Bjorn Andersson bjorn at iki.fi
Tue Apr 24 18:38:47 UTC 2007


Hi David,

On 4/24/07, David W. Hankins <David_Hankins at isc.org> wrote:
> On Tue, Apr 24, 2007 at 02:53:14PM +0300, Bjorn Andersson wrote:
> If you use the server in ISC DHCP 3.1.0, then you can set giaddr to
> the routable address, and supply a Relay Agent Information Option
> Link Selection Sub-Option (RFC3527).

Ok, thanks for the pointer, I will have a look at this. This sounds
what I am looking for.

> One workaround for that presently seeking an IETF RFC
> (draft-ietf-dhc-server-override-04) is to set the
> dhcp-server-identifier to the relay agent's client-facing
> address, so clients send their renewals to the relay to forward.

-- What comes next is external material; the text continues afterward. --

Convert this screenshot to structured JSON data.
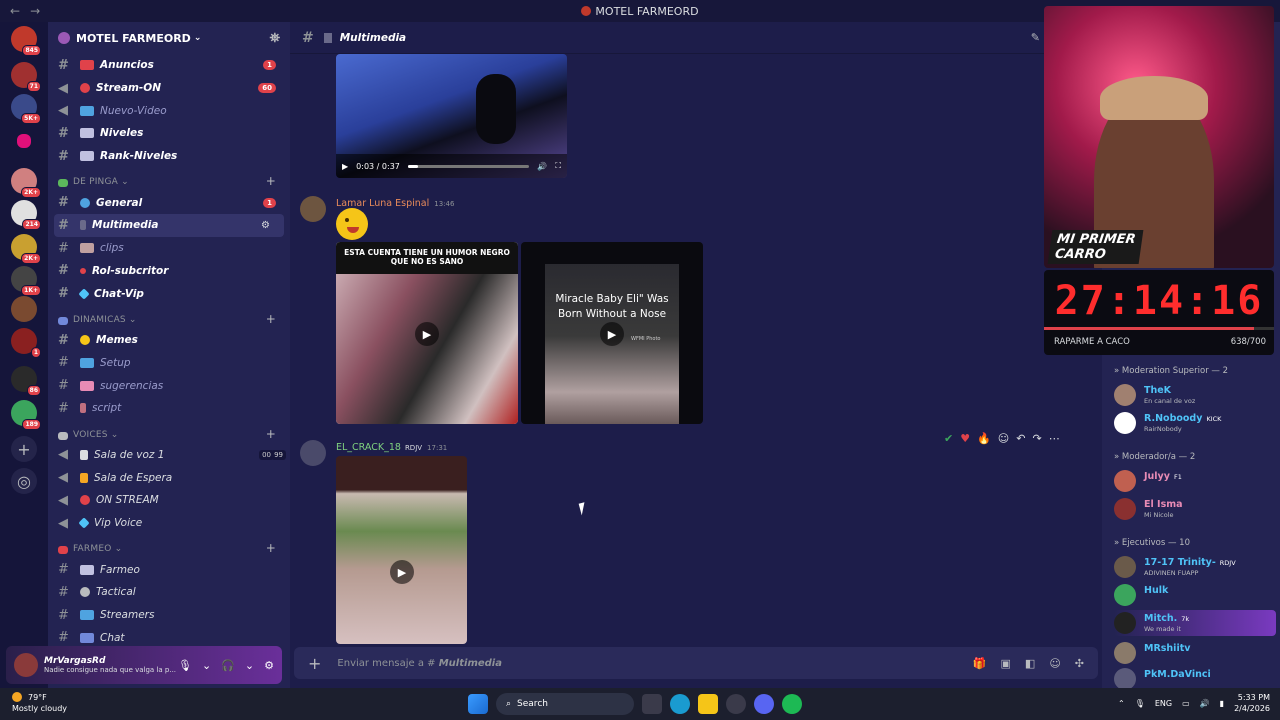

I wasn't aware of the draft, but his actually just what I was doing
with my relay.

> Most people would have to be careful about doing that - because
> this makes every renew look like a rebind, even though it isn't.

Ok, I have to figure out the implications of this then.

> It isn't appropriate for a DHCP server to perform "point of
> attachment" calculation during renew like it is for init-reboot,
> binding, or rebind...since the packet is unicast, it could arrive
> at the server (or in this case relay) by any valid route.  So,
> "source interface" such as the server can do natively, or the
> relay does in proxy by setting giaddr or link-selection, are of
> questionable accuracy during renew.
>
> In your case since the relay agent isn't reachable on the
> private address unless it is got via the nat's private side, and
> there is only one subnet there, it shouldn't be an issue.

Right.

> But if you had more than one subnet in the private end, and for
> example it were therefore possible that a host with two interfaces
> might straddle both (and only install one default route) then you'd
> have a problem.  For example.

This will not be problem in my case.